In the very broadest of strokes, Dumas' narrative spine remains: in 1815, illiterate sailing sap Edmond Dantes (Jim Caviezel) becomes the patsy of Bonapartists, framed as a traitor and jailed for well over a deacde in the forbidding Château d'If. There, he gains an ally and an ace tutor in a fellow prisoner known as the "Abbé Faria" (Richard Harris), or "Mad Priest." Upon his escape, the well-schooled Dantes collects a hidden treasure and uses it to adopt a new identity (the Count of Monte Cristo) and exact revenge against the men who robbed him of his life and love, his fiancée Mercédès (Dagmara Dominczyk). The conspirators in Edmond's sights include romantic rival Fernand (Guy Pearce), who takes Mercédès as his own; passed-over sailor Danglars (Albie Woodington) and deputy crown prosecutor Villefort (James Frain). Well beyond those plot parameters, Wolpert and Reynolds freely stray, subtracting reams of plot; soap operatically questioning the parentage of Albert (Henry Cavill), son to Mercédès and Fernand; reworking the ending and, as a result, seriously warping Dumas' theme to indulge modern tastes (yes, we're more revenge-hungry now than Dumas' audience was then).
In the filmmakers' defense, Dumas' sprawling work cannot be faithfully adapted into a two-hour film, and, were it made at epic length, would surely try viewers' patience. If one can set aside the picture's literary crimes and take the movie on its own terms (admittedly hard to do when the titles identify the film as Alexandre Dumas' The Count of Monte Cristo), the film works surprisingly well as what Reynolds seems to intend: a throwback adventure picture in the vein of Captain Blood. Wolpert interpolates some bonus action, and Reynolds does a bang-up job of realizing the script.
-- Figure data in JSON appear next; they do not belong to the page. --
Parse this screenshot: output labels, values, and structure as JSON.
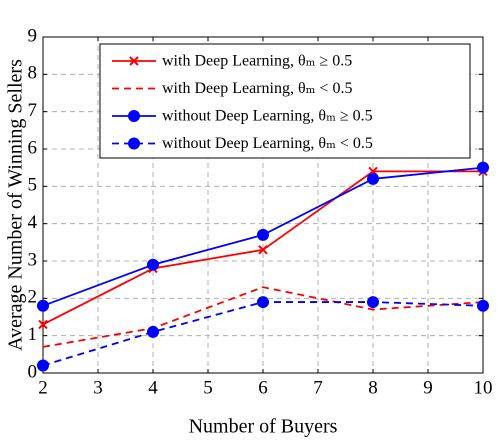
{
  "chart_data": {
    "type": "line",
    "xlabel": "Number of Buyers",
    "ylabel": "Average Number of Winning Sellers",
    "x": [
      2,
      4,
      6,
      8,
      10
    ],
    "series": [
      {
        "name": "with Deep Learning, θₘ ≥ 0.5",
        "color": "#ff0000",
        "linestyle": "solid",
        "marker": "x",
        "values": [
          1.3,
          2.8,
          3.3,
          5.4,
          5.4
        ]
      },
      {
        "name": "with Deep Learning, θₘ < 0.5",
        "color": "#ff0000",
        "linestyle": "dashed",
        "marker": "none",
        "values": [
          0.7,
          1.2,
          2.3,
          1.7,
          1.9
        ]
      },
      {
        "name": "without Deep Learning, θₘ ≥ 0.5",
        "color": "#0000ff",
        "linestyle": "solid",
        "marker": "circle",
        "values": [
          1.8,
          2.9,
          3.7,
          5.2,
          5.5
        ]
      },
      {
        "name": "without Deep Learning, θₘ < 0.5",
        "color": "#0000ff",
        "linestyle": "dashed",
        "marker": "circle",
        "values": [
          0.2,
          1.1,
          1.9,
          1.9,
          1.8
        ]
      }
    ],
    "xlim": [
      2,
      10
    ],
    "xticks": [
      2,
      3,
      4,
      5,
      6,
      7,
      8,
      9,
      10
    ],
    "ylim": [
      0,
      9
    ],
    "yticks": [
      0,
      1,
      2,
      3,
      4,
      5,
      6,
      7,
      8,
      9
    ],
    "grid": true,
    "legend": "upper left"
  }
}
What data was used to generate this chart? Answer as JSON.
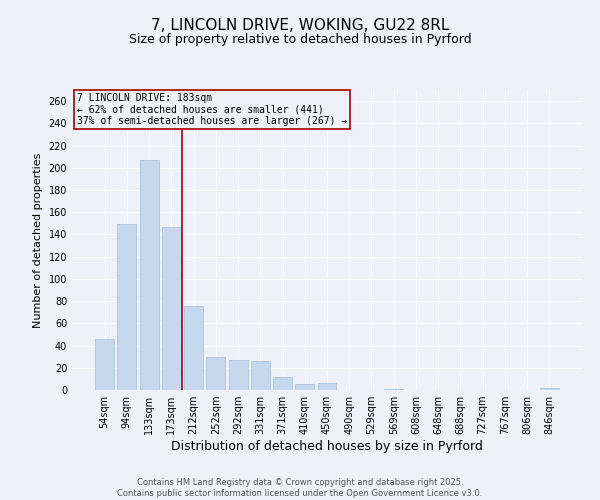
{
  "title": "7, LINCOLN DRIVE, WOKING, GU22 8RL",
  "subtitle": "Size of property relative to detached houses in Pyrford",
  "xlabel": "Distribution of detached houses by size in Pyrford",
  "ylabel": "Number of detached properties",
  "categories": [
    "54sqm",
    "94sqm",
    "133sqm",
    "173sqm",
    "212sqm",
    "252sqm",
    "292sqm",
    "331sqm",
    "371sqm",
    "410sqm",
    "450sqm",
    "490sqm",
    "529sqm",
    "569sqm",
    "608sqm",
    "648sqm",
    "688sqm",
    "727sqm",
    "767sqm",
    "806sqm",
    "846sqm"
  ],
  "values": [
    46,
    149,
    207,
    147,
    76,
    30,
    27,
    26,
    12,
    5,
    6,
    0,
    0,
    1,
    0,
    0,
    0,
    0,
    0,
    0,
    2
  ],
  "bar_color": "#c5d8ed",
  "bar_edge_color": "#a0bcd8",
  "ylim": [
    0,
    270
  ],
  "yticks": [
    0,
    20,
    40,
    60,
    80,
    100,
    120,
    140,
    160,
    180,
    200,
    220,
    240,
    260
  ],
  "vline_x": 3.5,
  "vline_color": "#aa0000",
  "annotation_text": "7 LINCOLN DRIVE: 183sqm\n← 62% of detached houses are smaller (441)\n37% of semi-detached houses are larger (267) →",
  "annotation_box_color": "#aa0000",
  "footer_line1": "Contains HM Land Registry data © Crown copyright and database right 2025.",
  "footer_line2": "Contains public sector information licensed under the Open Government Licence v3.0.",
  "bg_color": "#eef2f8",
  "grid_color": "#ffffff",
  "title_fontsize": 11,
  "subtitle_fontsize": 9,
  "axis_label_fontsize": 8,
  "tick_fontsize": 7,
  "footer_fontsize": 6
}
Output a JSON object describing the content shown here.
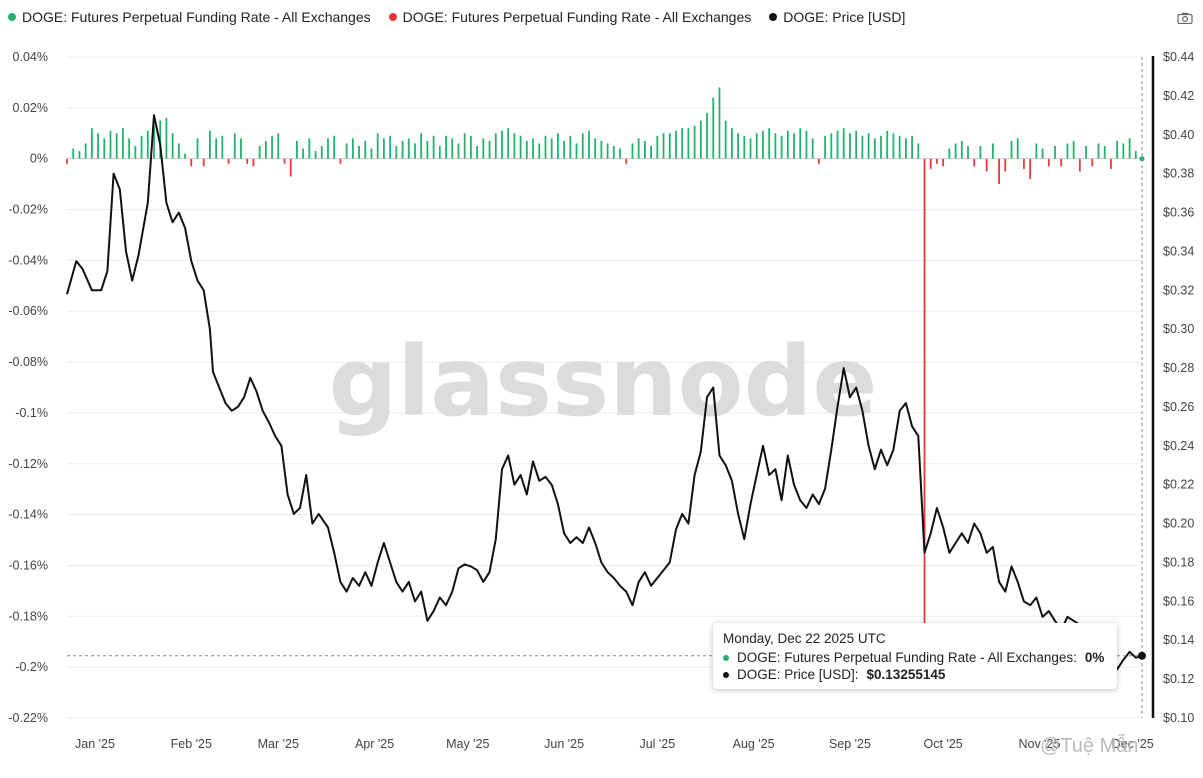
{
  "legend": [
    {
      "label": "DOGE: Futures Perpetual Funding Rate - All Exchanges",
      "color": "#23b26d"
    },
    {
      "label": "DOGE: Futures Perpetual Funding Rate - All Exchanges",
      "color": "#e5383b"
    },
    {
      "label": "DOGE: Price [USD]",
      "color": "#111111"
    }
  ],
  "watermark": "glassnode",
  "source_credit": "@Tuệ Mẫn",
  "tooltip": {
    "date": "Monday, Dec 22 2025 UTC",
    "funding_label": "DOGE: Futures Perpetual Funding Rate - All Exchanges:",
    "funding_value": "0%",
    "price_label": "DOGE: Price [USD]:",
    "price_value": "$0.13255145"
  },
  "chart_data": {
    "type": "bar+line",
    "x_tick_labels": [
      "Jan '25",
      "Feb '25",
      "Mar '25",
      "Apr '25",
      "May '25",
      "Jun '25",
      "Jul '25",
      "Aug '25",
      "Sep '25",
      "Oct '25",
      "Nov '25",
      "Dec '25"
    ],
    "y_left": {
      "tick_labels": [
        "0.04%",
        "0.02%",
        "0%",
        "-0.02%",
        "-0.04%",
        "-0.06%",
        "-0.08%",
        "-0.1%",
        "-0.12%",
        "-0.14%",
        "-0.16%",
        "-0.18%",
        "-0.2%",
        "-0.22%"
      ],
      "range": [
        -0.22,
        0.04
      ],
      "unit": "%"
    },
    "y_right": {
      "tick_labels": [
        "$0.44",
        "$0.42",
        "$0.40",
        "$0.38",
        "$0.36",
        "$0.34",
        "$0.32",
        "$0.30",
        "$0.28",
        "$0.26",
        "$0.24",
        "$0.22",
        "$0.20",
        "$0.18",
        "$0.16",
        "$0.14",
        "$0.12",
        "$0.10"
      ],
      "range": [
        0.1,
        0.44
      ],
      "unit": "USD"
    },
    "grid": true,
    "series": [
      {
        "name": "DOGE: Futures Perpetual Funding Rate - All Exchanges",
        "axis": "left",
        "color": "#23b26d",
        "kind": "bar-positive"
      },
      {
        "name": "DOGE: Futures Perpetual Funding Rate - All Exchanges",
        "axis": "left",
        "color": "#e5383b",
        "kind": "bar-negative"
      },
      {
        "name": "DOGE: Price [USD]",
        "axis": "right",
        "color": "#111111",
        "kind": "line"
      }
    ],
    "price_points": [
      [
        0,
        0.318
      ],
      [
        3,
        0.335
      ],
      [
        5,
        0.331
      ],
      [
        8,
        0.32
      ],
      [
        11,
        0.32
      ],
      [
        13,
        0.33
      ],
      [
        15,
        0.38
      ],
      [
        17,
        0.372
      ],
      [
        19,
        0.34
      ],
      [
        21,
        0.325
      ],
      [
        23,
        0.338
      ],
      [
        26,
        0.365
      ],
      [
        28,
        0.41
      ],
      [
        30,
        0.395
      ],
      [
        32,
        0.365
      ],
      [
        34,
        0.355
      ],
      [
        36,
        0.36
      ],
      [
        38,
        0.352
      ],
      [
        40,
        0.335
      ],
      [
        42,
        0.325
      ],
      [
        44,
        0.32
      ],
      [
        46,
        0.3
      ],
      [
        47,
        0.278
      ],
      [
        49,
        0.27
      ],
      [
        51,
        0.262
      ],
      [
        53,
        0.258
      ],
      [
        55,
        0.26
      ],
      [
        57,
        0.265
      ],
      [
        59,
        0.275
      ],
      [
        61,
        0.268
      ],
      [
        63,
        0.258
      ],
      [
        65,
        0.252
      ],
      [
        67,
        0.245
      ],
      [
        69,
        0.24
      ],
      [
        71,
        0.215
      ],
      [
        73,
        0.205
      ],
      [
        75,
        0.208
      ],
      [
        77,
        0.225
      ],
      [
        79,
        0.2
      ],
      [
        81,
        0.205
      ],
      [
        84,
        0.198
      ],
      [
        86,
        0.185
      ],
      [
        88,
        0.17
      ],
      [
        90,
        0.165
      ],
      [
        92,
        0.172
      ],
      [
        94,
        0.168
      ],
      [
        96,
        0.175
      ],
      [
        98,
        0.168
      ],
      [
        100,
        0.18
      ],
      [
        102,
        0.19
      ],
      [
        104,
        0.18
      ],
      [
        106,
        0.17
      ],
      [
        108,
        0.165
      ],
      [
        110,
        0.17
      ],
      [
        112,
        0.16
      ],
      [
        114,
        0.165
      ],
      [
        116,
        0.15
      ],
      [
        118,
        0.155
      ],
      [
        120,
        0.162
      ],
      [
        122,
        0.158
      ],
      [
        124,
        0.165
      ],
      [
        126,
        0.177
      ],
      [
        128,
        0.179
      ],
      [
        130,
        0.178
      ],
      [
        132,
        0.176
      ],
      [
        134,
        0.17
      ],
      [
        136,
        0.175
      ],
      [
        138,
        0.192
      ],
      [
        140,
        0.228
      ],
      [
        142,
        0.235
      ],
      [
        144,
        0.22
      ],
      [
        146,
        0.225
      ],
      [
        148,
        0.215
      ],
      [
        150,
        0.232
      ],
      [
        152,
        0.222
      ],
      [
        154,
        0.224
      ],
      [
        156,
        0.22
      ],
      [
        158,
        0.21
      ],
      [
        160,
        0.195
      ],
      [
        162,
        0.19
      ],
      [
        164,
        0.193
      ],
      [
        166,
        0.19
      ],
      [
        168,
        0.198
      ],
      [
        170,
        0.19
      ],
      [
        172,
        0.18
      ],
      [
        174,
        0.175
      ],
      [
        176,
        0.172
      ],
      [
        178,
        0.168
      ],
      [
        180,
        0.165
      ],
      [
        182,
        0.158
      ],
      [
        184,
        0.17
      ],
      [
        186,
        0.175
      ],
      [
        188,
        0.168
      ],
      [
        190,
        0.172
      ],
      [
        192,
        0.176
      ],
      [
        194,
        0.18
      ],
      [
        196,
        0.197
      ],
      [
        198,
        0.205
      ],
      [
        200,
        0.2
      ],
      [
        202,
        0.225
      ],
      [
        204,
        0.237
      ],
      [
        206,
        0.265
      ],
      [
        208,
        0.27
      ],
      [
        210,
        0.235
      ],
      [
        212,
        0.23
      ],
      [
        214,
        0.222
      ],
      [
        216,
        0.205
      ],
      [
        218,
        0.192
      ],
      [
        220,
        0.21
      ],
      [
        222,
        0.225
      ],
      [
        224,
        0.24
      ],
      [
        226,
        0.225
      ],
      [
        228,
        0.228
      ],
      [
        230,
        0.212
      ],
      [
        232,
        0.235
      ],
      [
        234,
        0.22
      ],
      [
        236,
        0.212
      ],
      [
        238,
        0.208
      ],
      [
        240,
        0.215
      ],
      [
        242,
        0.21
      ],
      [
        244,
        0.218
      ],
      [
        246,
        0.238
      ],
      [
        248,
        0.26
      ],
      [
        250,
        0.28
      ],
      [
        252,
        0.265
      ],
      [
        254,
        0.27
      ],
      [
        256,
        0.258
      ],
      [
        258,
        0.24
      ],
      [
        260,
        0.228
      ],
      [
        262,
        0.238
      ],
      [
        264,
        0.23
      ],
      [
        266,
        0.238
      ],
      [
        268,
        0.258
      ],
      [
        270,
        0.262
      ],
      [
        272,
        0.25
      ],
      [
        274,
        0.245
      ],
      [
        276,
        0.185
      ],
      [
        278,
        0.195
      ],
      [
        280,
        0.208
      ],
      [
        282,
        0.198
      ],
      [
        284,
        0.185
      ],
      [
        286,
        0.19
      ],
      [
        288,
        0.195
      ],
      [
        290,
        0.19
      ],
      [
        292,
        0.2
      ],
      [
        294,
        0.195
      ],
      [
        296,
        0.185
      ],
      [
        298,
        0.188
      ],
      [
        300,
        0.17
      ],
      [
        302,
        0.165
      ],
      [
        304,
        0.178
      ],
      [
        306,
        0.17
      ],
      [
        308,
        0.16
      ],
      [
        310,
        0.158
      ],
      [
        312,
        0.162
      ],
      [
        314,
        0.152
      ],
      [
        316,
        0.155
      ],
      [
        318,
        0.15
      ],
      [
        320,
        0.145
      ],
      [
        322,
        0.152
      ],
      [
        324,
        0.15
      ],
      [
        326,
        0.148
      ],
      [
        328,
        0.144
      ],
      [
        330,
        0.142
      ],
      [
        332,
        0.14
      ],
      [
        334,
        0.138
      ],
      [
        336,
        0.133
      ],
      [
        338,
        0.125
      ],
      [
        340,
        0.13
      ],
      [
        342,
        0.134
      ],
      [
        344,
        0.131
      ],
      [
        346,
        0.132
      ]
    ],
    "x_domain": [
      0,
      346
    ],
    "tick_day_offsets": [
      9,
      40,
      68,
      99,
      129,
      160,
      190,
      221,
      252,
      282,
      313,
      343
    ],
    "funding_bars": [
      [
        0,
        -0.002
      ],
      [
        2,
        0.004
      ],
      [
        4,
        0.003
      ],
      [
        6,
        0.006
      ],
      [
        8,
        0.012
      ],
      [
        10,
        0.01
      ],
      [
        12,
        0.008
      ],
      [
        14,
        0.011
      ],
      [
        16,
        0.01
      ],
      [
        18,
        0.012
      ],
      [
        20,
        0.008
      ],
      [
        22,
        0.005
      ],
      [
        24,
        0.009
      ],
      [
        26,
        0.011
      ],
      [
        28,
        0.013
      ],
      [
        30,
        0.015
      ],
      [
        32,
        0.016
      ],
      [
        34,
        0.01
      ],
      [
        36,
        0.006
      ],
      [
        38,
        0.002
      ],
      [
        40,
        -0.003
      ],
      [
        42,
        0.008
      ],
      [
        44,
        -0.003
      ],
      [
        46,
        0.011
      ],
      [
        48,
        0.008
      ],
      [
        50,
        0.009
      ],
      [
        52,
        -0.002
      ],
      [
        54,
        0.01
      ],
      [
        56,
        0.008
      ],
      [
        58,
        -0.002
      ],
      [
        60,
        -0.003
      ],
      [
        62,
        0.005
      ],
      [
        64,
        0.007
      ],
      [
        66,
        0.009
      ],
      [
        68,
        0.01
      ],
      [
        70,
        -0.002
      ],
      [
        72,
        -0.007
      ],
      [
        74,
        0.007
      ],
      [
        76,
        0.004
      ],
      [
        78,
        0.008
      ],
      [
        80,
        0.003
      ],
      [
        82,
        0.005
      ],
      [
        84,
        0.008
      ],
      [
        86,
        0.009
      ],
      [
        88,
        -0.002
      ],
      [
        90,
        0.006
      ],
      [
        92,
        0.008
      ],
      [
        94,
        0.005
      ],
      [
        96,
        0.007
      ],
      [
        98,
        0.004
      ],
      [
        100,
        0.01
      ],
      [
        102,
        0.008
      ],
      [
        104,
        0.009
      ],
      [
        106,
        0.005
      ],
      [
        108,
        0.007
      ],
      [
        110,
        0.008
      ],
      [
        112,
        0.006
      ],
      [
        114,
        0.01
      ],
      [
        116,
        0.007
      ],
      [
        118,
        0.009
      ],
      [
        120,
        0.005
      ],
      [
        122,
        0.009
      ],
      [
        124,
        0.008
      ],
      [
        126,
        0.006
      ],
      [
        128,
        0.01
      ],
      [
        130,
        0.009
      ],
      [
        132,
        0.005
      ],
      [
        134,
        0.008
      ],
      [
        136,
        0.007
      ],
      [
        138,
        0.01
      ],
      [
        140,
        0.011
      ],
      [
        142,
        0.012
      ],
      [
        144,
        0.01
      ],
      [
        146,
        0.009
      ],
      [
        148,
        0.007
      ],
      [
        150,
        0.008
      ],
      [
        152,
        0.006
      ],
      [
        154,
        0.009
      ],
      [
        156,
        0.008
      ],
      [
        158,
        0.01
      ],
      [
        160,
        0.007
      ],
      [
        162,
        0.009
      ],
      [
        164,
        0.006
      ],
      [
        166,
        0.01
      ],
      [
        168,
        0.011
      ],
      [
        170,
        0.008
      ],
      [
        172,
        0.007
      ],
      [
        174,
        0.006
      ],
      [
        176,
        0.005
      ],
      [
        178,
        0.004
      ],
      [
        180,
        -0.002
      ],
      [
        182,
        0.006
      ],
      [
        184,
        0.008
      ],
      [
        186,
        0.007
      ],
      [
        188,
        0.005
      ],
      [
        190,
        0.009
      ],
      [
        192,
        0.01
      ],
      [
        194,
        0.01
      ],
      [
        196,
        0.011
      ],
      [
        198,
        0.012
      ],
      [
        200,
        0.012
      ],
      [
        202,
        0.013
      ],
      [
        204,
        0.015
      ],
      [
        206,
        0.018
      ],
      [
        208,
        0.024
      ],
      [
        210,
        0.028
      ],
      [
        212,
        0.015
      ],
      [
        214,
        0.012
      ],
      [
        216,
        0.01
      ],
      [
        218,
        0.009
      ],
      [
        220,
        0.008
      ],
      [
        222,
        0.01
      ],
      [
        224,
        0.011
      ],
      [
        226,
        0.012
      ],
      [
        228,
        0.01
      ],
      [
        230,
        0.009
      ],
      [
        232,
        0.011
      ],
      [
        234,
        0.01
      ],
      [
        236,
        0.012
      ],
      [
        238,
        0.011
      ],
      [
        240,
        0.008
      ],
      [
        242,
        -0.002
      ],
      [
        244,
        0.009
      ],
      [
        246,
        0.01
      ],
      [
        248,
        0.011
      ],
      [
        250,
        0.012
      ],
      [
        252,
        0.01
      ],
      [
        254,
        0.011
      ],
      [
        256,
        0.009
      ],
      [
        258,
        0.01
      ],
      [
        260,
        0.008
      ],
      [
        262,
        0.009
      ],
      [
        264,
        0.011
      ],
      [
        266,
        0.01
      ],
      [
        268,
        0.009
      ],
      [
        270,
        0.008
      ],
      [
        272,
        0.009
      ],
      [
        274,
        0.006
      ],
      [
        276,
        -0.184
      ],
      [
        278,
        -0.004
      ],
      [
        280,
        -0.002
      ],
      [
        282,
        -0.003
      ],
      [
        284,
        0.004
      ],
      [
        286,
        0.006
      ],
      [
        288,
        0.007
      ],
      [
        290,
        0.005
      ],
      [
        292,
        -0.003
      ],
      [
        294,
        0.005
      ],
      [
        296,
        -0.005
      ],
      [
        298,
        0.006
      ],
      [
        300,
        -0.01
      ],
      [
        302,
        -0.005
      ],
      [
        304,
        0.007
      ],
      [
        306,
        0.008
      ],
      [
        308,
        -0.004
      ],
      [
        310,
        -0.008
      ],
      [
        312,
        0.006
      ],
      [
        314,
        0.004
      ],
      [
        316,
        -0.003
      ],
      [
        318,
        0.005
      ],
      [
        320,
        -0.003
      ],
      [
        322,
        0.006
      ],
      [
        324,
        0.007
      ],
      [
        326,
        -0.005
      ],
      [
        328,
        0.005
      ],
      [
        330,
        -0.003
      ],
      [
        332,
        0.006
      ],
      [
        334,
        0.005
      ],
      [
        336,
        -0.004
      ],
      [
        338,
        0.007
      ],
      [
        340,
        0.006
      ],
      [
        342,
        0.008
      ],
      [
        344,
        0.003
      ],
      [
        346,
        0.0
      ]
    ]
  }
}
Caviezel, Pearce and Harris turn in faultless performances (and we get Luis Guzmán as Edmond's trusty second): as a movie, this Count of Monte Cristo moves, and it makes a good case for a revival of romantic adventure as opposed to explosive action. Though one wishes Wolpert and Reynolds had more faith in Dumas and in the audience (especially in the climax, given a textbookish once-over in neon highlighter), their embroidered version of the story is plenty entertaining.